MMB – Caernarfon at Eastertide.



The Lord is Risen! [33-35]

That same hour they got up and returned to Jerusalem, and they found the eleven and their companions gathered together. They were saying,  ‘The Lord has risen indeed, and he has appeared to Simon’.

Then they told what had happened on the road, and how he had been made known to them in the breaking of the bread.


Hurrying back to Jerusalem they find that they are not the only ones who have had their grief and despair turned so suddenly and mysteriously into wonder and joy and new found faith: The Lord is risen!

There are two things to notice here.

  • The first is the transformation of these grieving, fearful men and women into joyful witnesses, eager to tell others what has happened, to spread the Good News/Gospel.
  • The other is the Good News itself: that Jesus, who was crucified, died and was buried, has been raised from the dead. Death has been shown to have no power over him. The powers that had opposed him and what he stood for had seemed to triumph when they had him crucified. And now they are shown to have been powerless: it is God and God’s way that has triumphed.
  • The joy now being experienced by the disciples transforms them into true disciples, responding once more to the call to ‘follow me’, and doing so now fully aware of what it means: ‘take up your cross and follow me’.
  • And they now know where that will take them: not just back to Jerusalem and the community of disciples, but that community—the Church—must now ‘take up the cross’ and live the way of the cross, which means choosing the path of forgiveness and reconciliation over every form of violence, strong in faith because freed from the fear of death.

upperroom tomdog

What is this like for us today?

We can perhaps first of all reflect on our own personal experience of having been on this journey, and take our bearings on where we find ourselves.
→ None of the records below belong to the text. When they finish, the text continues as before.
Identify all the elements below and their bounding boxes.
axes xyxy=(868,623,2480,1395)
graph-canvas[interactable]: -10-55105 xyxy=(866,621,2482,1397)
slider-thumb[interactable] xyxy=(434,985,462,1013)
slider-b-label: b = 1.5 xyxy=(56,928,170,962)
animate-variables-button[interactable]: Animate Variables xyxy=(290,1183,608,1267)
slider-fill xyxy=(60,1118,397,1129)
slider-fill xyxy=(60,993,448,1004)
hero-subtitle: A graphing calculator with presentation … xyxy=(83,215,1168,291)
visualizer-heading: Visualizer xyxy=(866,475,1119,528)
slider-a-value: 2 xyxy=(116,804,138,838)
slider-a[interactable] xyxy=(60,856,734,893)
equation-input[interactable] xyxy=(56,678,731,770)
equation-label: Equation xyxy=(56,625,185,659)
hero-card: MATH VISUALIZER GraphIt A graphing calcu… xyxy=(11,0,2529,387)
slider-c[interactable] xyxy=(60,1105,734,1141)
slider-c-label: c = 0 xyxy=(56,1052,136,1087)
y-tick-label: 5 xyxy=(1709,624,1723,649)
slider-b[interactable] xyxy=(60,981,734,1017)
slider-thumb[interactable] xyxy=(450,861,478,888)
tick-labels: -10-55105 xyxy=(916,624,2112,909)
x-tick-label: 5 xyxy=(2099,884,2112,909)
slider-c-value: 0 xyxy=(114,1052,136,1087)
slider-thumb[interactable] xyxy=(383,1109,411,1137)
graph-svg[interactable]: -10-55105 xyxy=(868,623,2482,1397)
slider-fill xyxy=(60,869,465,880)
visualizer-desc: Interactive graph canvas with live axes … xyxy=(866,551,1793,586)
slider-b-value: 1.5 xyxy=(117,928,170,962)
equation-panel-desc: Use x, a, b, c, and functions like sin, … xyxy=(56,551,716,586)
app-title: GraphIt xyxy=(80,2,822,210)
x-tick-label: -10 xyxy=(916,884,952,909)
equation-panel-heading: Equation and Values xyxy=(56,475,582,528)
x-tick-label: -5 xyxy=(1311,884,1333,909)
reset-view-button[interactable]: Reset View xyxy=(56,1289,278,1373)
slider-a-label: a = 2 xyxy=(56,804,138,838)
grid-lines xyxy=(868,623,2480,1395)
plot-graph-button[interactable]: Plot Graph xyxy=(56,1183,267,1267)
  • The call to discipleship is addressed to each of us personally: Unless you take up your cross and follow me you cannot be my disciple’. The journey of faith will have its own story which no one but ourselves can know or tell. And it will have its own stages—detours and delays—which only we can know.
  • And so we may find ourselves a little short of the finish, of the joyful transformation experienced by the two disciples. It could also be that we can remember having been there or somewhere close to it, and have since lost ground… That’s OK, it’s very much part of the journey, the Way of the Cross. What matters is that we hold onto the assurance given us that we are not alone: the one who calls us to follow him is always there, walking with us, even though ‘our eyes might be held’ and we do not recognise him.But we need also to make a practical, down-to-earth assessment of what it means to have made this journey in faith and now to find ourselves, at the end of it, ‘going back to Jerusalem’, the ‘Church community’ of which we are part.
  • What are we bringing with us? How can we ‘make a difference’? Where to start…?
  • It is worth remembering that the two disciples didn’t know what it was going to be like when they returned to Jerusalem. What if nothing had changed and they found the other disciples still huddled in fear?
  • But such thoughts and fears seem not to have entered their heads. They just wanted to tell what had happened to them, to share their joy and the new life that had been given to them. Nothing else mattered but to let their friends, and everyone, know the Good News that Jesus has been raised from the dead and is with us, making everything new ‘in God’s name’.